Да, я не делал по утрам зарядку для кожи лба и не рассчитывал прожить до ста – не геройские всё это мазы. Напротив, я считал, что поэт должен быть больным. Да, все правильно. И более того. Чем более велик поэт, тем более болен. Правда, была в этом одна проблема. Скорость убывания здоровья чаще всего намного превышает скорость признания, и в этом смысле первое любопытство широких кругов почитателей: А кто это там появился? - может застать поэта уже непосредственно в гробу. Это грустно, кстати.


Итак, я пускал Стасика в свою ванную, и он там омолаживался. Правда, через некоторое время на Стасика пошла войной моя мама. Связано это было с тем, что из маминого, то есть, нашего холодильника стали пропадать продукты – творог, огурцы и яйца. Мама моя в молодости работала в КГБ, и там ее обучили логике и наблюдательности. Мама долго скрытно наблюдала за Стасиком. Потом логика ей подсказала, что пропажа продуктов всегда совпадает с сеансами омоложения Стасика в нашей ванной. Мама стала подозревать, что Стасик ворует продукты и скрытно жрет их в ванной. Мама попросила меня, чтобы я сказал Стасику: если он хочет есть, пусть так и скажет, и она его покормит, а таскать яйца Стасику неприлично, потому что он же человек, а не хорек.

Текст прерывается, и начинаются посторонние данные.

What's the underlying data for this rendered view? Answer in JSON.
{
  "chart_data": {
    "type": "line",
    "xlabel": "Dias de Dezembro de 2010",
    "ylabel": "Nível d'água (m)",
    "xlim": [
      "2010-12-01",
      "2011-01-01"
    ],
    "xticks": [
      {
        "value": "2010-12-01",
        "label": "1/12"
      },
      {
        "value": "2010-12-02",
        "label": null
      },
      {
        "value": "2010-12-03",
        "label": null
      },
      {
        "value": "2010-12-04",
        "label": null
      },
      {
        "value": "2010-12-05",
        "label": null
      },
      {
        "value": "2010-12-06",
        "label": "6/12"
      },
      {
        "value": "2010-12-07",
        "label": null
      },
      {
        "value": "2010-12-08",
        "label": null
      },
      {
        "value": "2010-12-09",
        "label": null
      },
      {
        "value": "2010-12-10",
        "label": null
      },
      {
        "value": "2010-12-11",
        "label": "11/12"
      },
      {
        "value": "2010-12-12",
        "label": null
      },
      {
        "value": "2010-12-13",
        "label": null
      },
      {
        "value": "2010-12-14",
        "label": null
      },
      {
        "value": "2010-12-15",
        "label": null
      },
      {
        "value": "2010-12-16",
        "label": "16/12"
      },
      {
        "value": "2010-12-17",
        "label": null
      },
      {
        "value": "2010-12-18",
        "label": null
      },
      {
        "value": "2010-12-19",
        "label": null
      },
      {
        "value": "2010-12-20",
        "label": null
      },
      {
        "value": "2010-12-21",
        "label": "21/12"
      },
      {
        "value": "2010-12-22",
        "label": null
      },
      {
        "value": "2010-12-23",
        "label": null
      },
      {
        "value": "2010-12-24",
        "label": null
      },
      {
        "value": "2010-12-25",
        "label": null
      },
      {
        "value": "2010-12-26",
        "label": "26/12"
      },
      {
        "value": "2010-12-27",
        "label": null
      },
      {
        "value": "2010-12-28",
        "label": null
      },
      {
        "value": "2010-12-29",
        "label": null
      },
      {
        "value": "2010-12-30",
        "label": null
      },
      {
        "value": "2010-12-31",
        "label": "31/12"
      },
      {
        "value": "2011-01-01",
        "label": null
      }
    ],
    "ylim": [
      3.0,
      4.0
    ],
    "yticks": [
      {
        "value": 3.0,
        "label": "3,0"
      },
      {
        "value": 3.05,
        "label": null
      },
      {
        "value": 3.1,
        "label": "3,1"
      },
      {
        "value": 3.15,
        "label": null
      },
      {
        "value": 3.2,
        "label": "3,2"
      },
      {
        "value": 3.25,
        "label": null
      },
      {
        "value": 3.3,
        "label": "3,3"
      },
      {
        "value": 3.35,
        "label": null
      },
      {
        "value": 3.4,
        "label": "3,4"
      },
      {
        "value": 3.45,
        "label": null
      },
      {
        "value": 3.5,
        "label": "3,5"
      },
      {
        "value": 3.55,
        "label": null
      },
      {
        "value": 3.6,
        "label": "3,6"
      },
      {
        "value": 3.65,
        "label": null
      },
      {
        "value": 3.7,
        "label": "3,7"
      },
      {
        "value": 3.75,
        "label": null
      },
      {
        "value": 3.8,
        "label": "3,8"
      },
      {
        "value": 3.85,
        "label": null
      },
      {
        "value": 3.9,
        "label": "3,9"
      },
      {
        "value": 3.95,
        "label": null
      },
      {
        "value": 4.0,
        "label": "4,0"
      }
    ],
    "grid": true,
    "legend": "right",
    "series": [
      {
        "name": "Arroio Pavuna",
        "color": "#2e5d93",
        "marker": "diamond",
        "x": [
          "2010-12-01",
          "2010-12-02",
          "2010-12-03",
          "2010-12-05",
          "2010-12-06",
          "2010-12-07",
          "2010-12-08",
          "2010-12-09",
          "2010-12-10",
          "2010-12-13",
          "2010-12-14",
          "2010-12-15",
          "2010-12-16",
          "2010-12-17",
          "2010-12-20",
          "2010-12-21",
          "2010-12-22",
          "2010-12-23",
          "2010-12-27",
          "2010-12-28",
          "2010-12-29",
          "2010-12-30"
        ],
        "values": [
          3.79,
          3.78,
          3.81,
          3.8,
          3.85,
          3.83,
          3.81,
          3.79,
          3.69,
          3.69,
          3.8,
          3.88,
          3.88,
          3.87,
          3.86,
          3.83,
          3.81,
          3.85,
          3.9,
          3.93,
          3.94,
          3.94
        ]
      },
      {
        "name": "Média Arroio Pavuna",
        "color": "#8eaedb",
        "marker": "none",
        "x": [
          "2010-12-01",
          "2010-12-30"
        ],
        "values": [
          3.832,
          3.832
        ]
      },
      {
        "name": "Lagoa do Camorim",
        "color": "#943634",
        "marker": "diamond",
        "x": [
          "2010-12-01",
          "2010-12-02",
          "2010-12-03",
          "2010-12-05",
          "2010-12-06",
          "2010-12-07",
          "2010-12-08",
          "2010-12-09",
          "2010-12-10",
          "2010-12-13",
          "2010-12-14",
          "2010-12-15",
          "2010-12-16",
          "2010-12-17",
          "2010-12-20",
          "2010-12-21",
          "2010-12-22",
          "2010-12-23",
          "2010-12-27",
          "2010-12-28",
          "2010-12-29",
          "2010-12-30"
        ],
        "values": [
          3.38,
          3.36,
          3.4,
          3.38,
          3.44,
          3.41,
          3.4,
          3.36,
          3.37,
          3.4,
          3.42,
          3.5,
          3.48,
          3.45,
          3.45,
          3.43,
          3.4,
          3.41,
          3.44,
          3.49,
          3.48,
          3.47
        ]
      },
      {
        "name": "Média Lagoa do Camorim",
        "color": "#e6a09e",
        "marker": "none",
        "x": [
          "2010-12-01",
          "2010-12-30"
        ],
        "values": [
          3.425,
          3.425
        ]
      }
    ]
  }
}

Я попросил Стасика признаться маме, что он голоден, и обещал, что мама его накормит. Но выяснилось, что логика КГБ дала сбой. Оказалось, Стасик и правда таскал яйца и творог, но не ел их, как хорек, а накладывал на себя. Творог Стасик втирал в голову, чтобы предотвратить неизбежное после ста лет биологической жизни облысение, затем он разбивал себе на голову яйцо, и оно естественно стекало по голове Стасика – это было нужно для увлажнения кожи головы. Ну, и, наконец - Стасик натирал огурцом свое лицо, для его омоложения.

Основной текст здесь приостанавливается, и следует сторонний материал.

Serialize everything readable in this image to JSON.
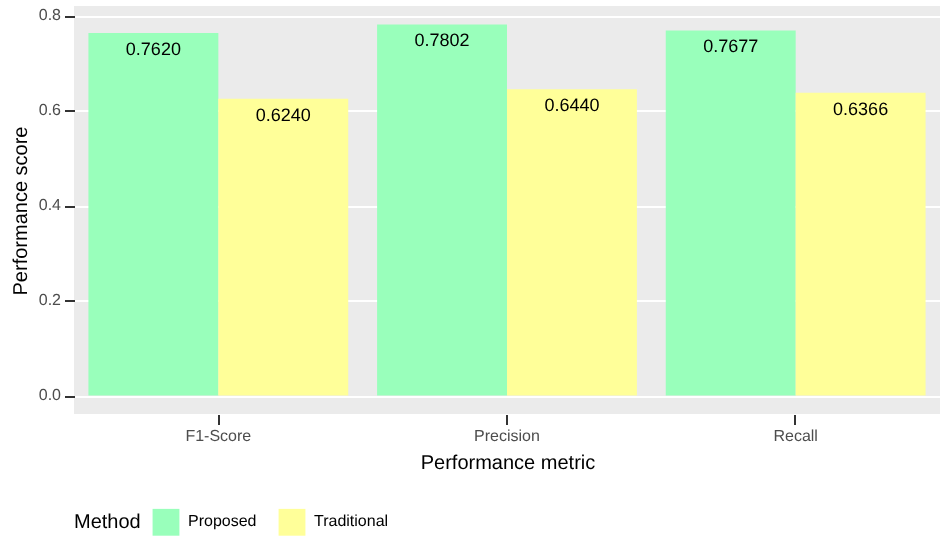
{
  "chart_data": {
    "type": "bar",
    "xlabel": "Performance metric",
    "ylabel": "Performance score",
    "legend_title": "Method",
    "categories": [
      "F1-Score",
      "Precision",
      "Recall"
    ],
    "series": [
      {
        "name": "Proposed",
        "color": "#99ffbb",
        "values": [
          0.762,
          0.7802,
          0.7677
        ],
        "value_labels": [
          "0.7620",
          "0.7802",
          "0.7677"
        ]
      },
      {
        "name": "Traditional",
        "color": "#ffff99",
        "values": [
          0.624,
          0.644,
          0.6366
        ],
        "value_labels": [
          "0.6240",
          "0.6440",
          "0.6366"
        ]
      }
    ],
    "ylim": [
      -0.039,
      0.819
    ],
    "yticks": [
      {
        "value": 0,
        "label": "0.0"
      },
      0.2,
      0.4,
      0.6,
      0.8
    ],
    "grid": "y",
    "legend": "bottom"
  }
}
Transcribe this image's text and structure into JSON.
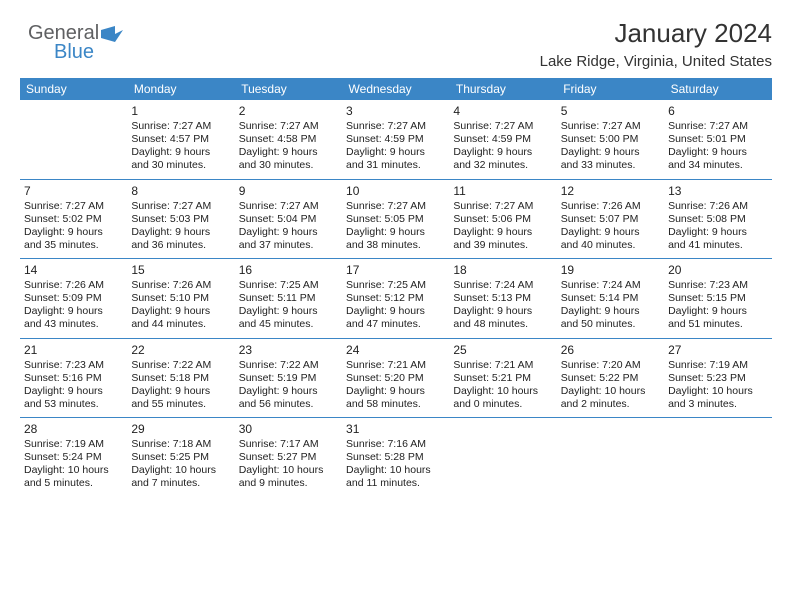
{
  "logo": {
    "word1": "General",
    "word2": "Blue",
    "word1_color": "#5f6062",
    "word2_color": "#3b86c6"
  },
  "title": "January 2024",
  "location": "Lake Ridge, Virginia, United States",
  "colors": {
    "header_bg": "#3b86c6",
    "header_text": "#ffffff",
    "grid_line": "#3b86c6",
    "text": "#222222",
    "background": "#ffffff"
  },
  "day_headers": [
    "Sunday",
    "Monday",
    "Tuesday",
    "Wednesday",
    "Thursday",
    "Friday",
    "Saturday"
  ],
  "weeks": [
    [
      null,
      {
        "n": "1",
        "sunrise": "Sunrise: 7:27 AM",
        "sunset": "Sunset: 4:57 PM",
        "d1": "Daylight: 9 hours",
        "d2": "and 30 minutes."
      },
      {
        "n": "2",
        "sunrise": "Sunrise: 7:27 AM",
        "sunset": "Sunset: 4:58 PM",
        "d1": "Daylight: 9 hours",
        "d2": "and 30 minutes."
      },
      {
        "n": "3",
        "sunrise": "Sunrise: 7:27 AM",
        "sunset": "Sunset: 4:59 PM",
        "d1": "Daylight: 9 hours",
        "d2": "and 31 minutes."
      },
      {
        "n": "4",
        "sunrise": "Sunrise: 7:27 AM",
        "sunset": "Sunset: 4:59 PM",
        "d1": "Daylight: 9 hours",
        "d2": "and 32 minutes."
      },
      {
        "n": "5",
        "sunrise": "Sunrise: 7:27 AM",
        "sunset": "Sunset: 5:00 PM",
        "d1": "Daylight: 9 hours",
        "d2": "and 33 minutes."
      },
      {
        "n": "6",
        "sunrise": "Sunrise: 7:27 AM",
        "sunset": "Sunset: 5:01 PM",
        "d1": "Daylight: 9 hours",
        "d2": "and 34 minutes."
      }
    ],
    [
      {
        "n": "7",
        "sunrise": "Sunrise: 7:27 AM",
        "sunset": "Sunset: 5:02 PM",
        "d1": "Daylight: 9 hours",
        "d2": "and 35 minutes."
      },
      {
        "n": "8",
        "sunrise": "Sunrise: 7:27 AM",
        "sunset": "Sunset: 5:03 PM",
        "d1": "Daylight: 9 hours",
        "d2": "and 36 minutes."
      },
      {
        "n": "9",
        "sunrise": "Sunrise: 7:27 AM",
        "sunset": "Sunset: 5:04 PM",
        "d1": "Daylight: 9 hours",
        "d2": "and 37 minutes."
      },
      {
        "n": "10",
        "sunrise": "Sunrise: 7:27 AM",
        "sunset": "Sunset: 5:05 PM",
        "d1": "Daylight: 9 hours",
        "d2": "and 38 minutes."
      },
      {
        "n": "11",
        "sunrise": "Sunrise: 7:27 AM",
        "sunset": "Sunset: 5:06 PM",
        "d1": "Daylight: 9 hours",
        "d2": "and 39 minutes."
      },
      {
        "n": "12",
        "sunrise": "Sunrise: 7:26 AM",
        "sunset": "Sunset: 5:07 PM",
        "d1": "Daylight: 9 hours",
        "d2": "and 40 minutes."
      },
      {
        "n": "13",
        "sunrise": "Sunrise: 7:26 AM",
        "sunset": "Sunset: 5:08 PM",
        "d1": "Daylight: 9 hours",
        "d2": "and 41 minutes."
      }
    ],
    [
      {
        "n": "14",
        "sunrise": "Sunrise: 7:26 AM",
        "sunset": "Sunset: 5:09 PM",
        "d1": "Daylight: 9 hours",
        "d2": "and 43 minutes."
      },
      {
        "n": "15",
        "sunrise": "Sunrise: 7:26 AM",
        "sunset": "Sunset: 5:10 PM",
        "d1": "Daylight: 9 hours",
        "d2": "and 44 minutes."
      },
      {
        "n": "16",
        "sunrise": "Sunrise: 7:25 AM",
        "sunset": "Sunset: 5:11 PM",
        "d1": "Daylight: 9 hours",
        "d2": "and 45 minutes."
      },
      {
        "n": "17",
        "sunrise": "Sunrise: 7:25 AM",
        "sunset": "Sunset: 5:12 PM",
        "d1": "Daylight: 9 hours",
        "d2": "and 47 minutes."
      },
      {
        "n": "18",
        "sunrise": "Sunrise: 7:24 AM",
        "sunset": "Sunset: 5:13 PM",
        "d1": "Daylight: 9 hours",
        "d2": "and 48 minutes."
      },
      {
        "n": "19",
        "sunrise": "Sunrise: 7:24 AM",
        "sunset": "Sunset: 5:14 PM",
        "d1": "Daylight: 9 hours",
        "d2": "and 50 minutes."
      },
      {
        "n": "20",
        "sunrise": "Sunrise: 7:23 AM",
        "sunset": "Sunset: 5:15 PM",
        "d1": "Daylight: 9 hours",
        "d2": "and 51 minutes."
      }
    ],
    [
      {
        "n": "21",
        "sunrise": "Sunrise: 7:23 AM",
        "sunset": "Sunset: 5:16 PM",
        "d1": "Daylight: 9 hours",
        "d2": "and 53 minutes."
      },
      {
        "n": "22",
        "sunrise": "Sunrise: 7:22 AM",
        "sunset": "Sunset: 5:18 PM",
        "d1": "Daylight: 9 hours",
        "d2": "and 55 minutes."
      },
      {
        "n": "23",
        "sunrise": "Sunrise: 7:22 AM",
        "sunset": "Sunset: 5:19 PM",
        "d1": "Daylight: 9 hours",
        "d2": "and 56 minutes."
      },
      {
        "n": "24",
        "sunrise": "Sunrise: 7:21 AM",
        "sunset": "Sunset: 5:20 PM",
        "d1": "Daylight: 9 hours",
        "d2": "and 58 minutes."
      },
      {
        "n": "25",
        "sunrise": "Sunrise: 7:21 AM",
        "sunset": "Sunset: 5:21 PM",
        "d1": "Daylight: 10 hours",
        "d2": "and 0 minutes."
      },
      {
        "n": "26",
        "sunrise": "Sunrise: 7:20 AM",
        "sunset": "Sunset: 5:22 PM",
        "d1": "Daylight: 10 hours",
        "d2": "and 2 minutes."
      },
      {
        "n": "27",
        "sunrise": "Sunrise: 7:19 AM",
        "sunset": "Sunset: 5:23 PM",
        "d1": "Daylight: 10 hours",
        "d2": "and 3 minutes."
      }
    ],
    [
      {
        "n": "28",
        "sunrise": "Sunrise: 7:19 AM",
        "sunset": "Sunset: 5:24 PM",
        "d1": "Daylight: 10 hours",
        "d2": "and 5 minutes."
      },
      {
        "n": "29",
        "sunrise": "Sunrise: 7:18 AM",
        "sunset": "Sunset: 5:25 PM",
        "d1": "Daylight: 10 hours",
        "d2": "and 7 minutes."
      },
      {
        "n": "30",
        "sunrise": "Sunrise: 7:17 AM",
        "sunset": "Sunset: 5:27 PM",
        "d1": "Daylight: 10 hours",
        "d2": "and 9 minutes."
      },
      {
        "n": "31",
        "sunrise": "Sunrise: 7:16 AM",
        "sunset": "Sunset: 5:28 PM",
        "d1": "Daylight: 10 hours",
        "d2": "and 11 minutes."
      },
      null,
      null,
      null
    ]
  ]
}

Я тут же радостно сообщил своей маме, что зря она так о Стасике думала, и что он не ест наши яйца, а разбивает их себе на голову. Мама, наоборот, еще больше рассердилась, и сказала, что Стасик –педик, и что бедная его (Стасика) мама: родить педика – это всегда грустно для матери, и что она (моя мама) еще простила бы Стасика, если бы он тупо ел наши яйца, как хорек, потому что он молод, а в молодости у человека растут кости и поэтому всегда хочется есть, но раз Стасик цинично разбивает купленные мамой яйца себе на голову, то он педик, а она категорически против педиков, и особенно – против педиков в своей ванной.

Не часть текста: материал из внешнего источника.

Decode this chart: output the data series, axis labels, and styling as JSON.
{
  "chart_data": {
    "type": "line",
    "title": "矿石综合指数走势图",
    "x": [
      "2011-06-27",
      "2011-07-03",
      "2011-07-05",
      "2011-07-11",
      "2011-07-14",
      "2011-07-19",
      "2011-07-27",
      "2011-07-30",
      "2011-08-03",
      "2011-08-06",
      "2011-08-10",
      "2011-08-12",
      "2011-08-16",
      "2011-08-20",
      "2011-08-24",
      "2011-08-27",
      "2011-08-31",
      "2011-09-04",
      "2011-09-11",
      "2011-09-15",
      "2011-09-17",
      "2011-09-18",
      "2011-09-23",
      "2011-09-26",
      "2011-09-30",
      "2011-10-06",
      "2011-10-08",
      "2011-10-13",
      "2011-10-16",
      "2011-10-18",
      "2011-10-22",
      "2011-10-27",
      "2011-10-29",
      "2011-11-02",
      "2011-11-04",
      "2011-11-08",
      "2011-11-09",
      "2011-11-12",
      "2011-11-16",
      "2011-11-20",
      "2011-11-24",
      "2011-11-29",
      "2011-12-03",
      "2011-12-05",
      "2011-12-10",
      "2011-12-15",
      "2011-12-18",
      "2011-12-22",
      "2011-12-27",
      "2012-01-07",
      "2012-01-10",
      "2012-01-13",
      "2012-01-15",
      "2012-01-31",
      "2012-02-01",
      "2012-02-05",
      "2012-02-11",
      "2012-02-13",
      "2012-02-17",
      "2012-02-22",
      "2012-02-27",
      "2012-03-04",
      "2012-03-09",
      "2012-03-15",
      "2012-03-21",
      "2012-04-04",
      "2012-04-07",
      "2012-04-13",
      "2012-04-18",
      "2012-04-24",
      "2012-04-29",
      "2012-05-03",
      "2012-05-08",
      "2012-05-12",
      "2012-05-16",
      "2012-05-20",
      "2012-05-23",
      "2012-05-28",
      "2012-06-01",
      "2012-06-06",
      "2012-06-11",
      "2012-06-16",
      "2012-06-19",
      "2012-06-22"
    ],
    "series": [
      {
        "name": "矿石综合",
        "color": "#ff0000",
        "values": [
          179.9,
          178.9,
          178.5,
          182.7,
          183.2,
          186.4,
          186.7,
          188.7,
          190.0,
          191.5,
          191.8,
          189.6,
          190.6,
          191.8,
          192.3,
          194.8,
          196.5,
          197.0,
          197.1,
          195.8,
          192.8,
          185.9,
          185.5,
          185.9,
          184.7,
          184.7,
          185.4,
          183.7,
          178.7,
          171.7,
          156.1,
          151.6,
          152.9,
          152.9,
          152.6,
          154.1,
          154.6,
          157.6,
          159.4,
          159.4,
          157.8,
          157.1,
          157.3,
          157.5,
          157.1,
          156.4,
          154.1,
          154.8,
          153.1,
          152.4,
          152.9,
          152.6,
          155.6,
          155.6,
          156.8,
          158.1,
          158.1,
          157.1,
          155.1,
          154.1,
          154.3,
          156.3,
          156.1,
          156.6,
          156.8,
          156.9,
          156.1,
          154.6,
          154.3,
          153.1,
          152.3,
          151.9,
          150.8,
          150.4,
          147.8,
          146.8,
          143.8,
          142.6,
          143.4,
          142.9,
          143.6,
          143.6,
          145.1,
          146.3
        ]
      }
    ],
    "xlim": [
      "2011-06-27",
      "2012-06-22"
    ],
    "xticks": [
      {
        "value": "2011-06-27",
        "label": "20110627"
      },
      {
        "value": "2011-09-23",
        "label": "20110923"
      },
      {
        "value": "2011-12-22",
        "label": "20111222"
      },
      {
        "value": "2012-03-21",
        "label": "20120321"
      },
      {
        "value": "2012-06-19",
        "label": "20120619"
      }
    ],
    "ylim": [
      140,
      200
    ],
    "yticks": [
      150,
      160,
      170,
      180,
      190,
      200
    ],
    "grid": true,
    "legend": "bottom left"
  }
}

Вообще, мама Стасика не любила. Она мотивировала это тем, что у нее интуиция, или нюх. И что она чует говно за версту. Это было еще одно из умений, полученных мамой в КГБ.


Но я был тогда юн, и маминому чутью не верил. Я защищал Стасика. Я говорил:


Мама, Стасик просто следит за собой, потому что хочет прожить до ста лет.


А зачем ему жить до ста лет? – спрашивала мама.




Чтобы увидеть зарю новой эпохи. Разве это плохо?




Какая, на хрен, заря, сынок? – отвечала мама. – Мама моя иногда могла выразиться грубо, по-мужски, потому что много лет работала в КГБ, а там мужской коллектив, и все говорят то, что думают, и делают, что говорят. - Он хочет прожить до ста лет, чтобы похоронить всех друзей. И тебя – первого. Сто лет! Нет, сынок. Хорошие люди долго не живут.




Согласен, - признал я. – Я тоже засиживаться не собираюсь. Я поэт. Поэту старость не к лицу. Но, мама! Ты просто не понимаешь Стасика. Он не такой, как ты думаешь. Да, у него есть странности. У всех поэтов они есть.




Это кто поэт? – спросила мама. – Эта мокрица? Этот пед? – так мама коротко называла педиков.




Не пед, а поэт, - защищал Стасика я. – Он пишет стихи.




В семнадцать все пишут стихи! – ответила мама. – Поэт – это не тот, кто пишет стихи, сынок.




А кто? – спросил я удивленно.


Мама печально посмотрела на меня в ответ. Ничего не ответила.


Прошло много, много лет, прежде чем я понял ее. Я не имею в виду насчет Стасика. Хотя и это – тоже. Вообще. Прошло много лет, прежде чем я понял свою маму.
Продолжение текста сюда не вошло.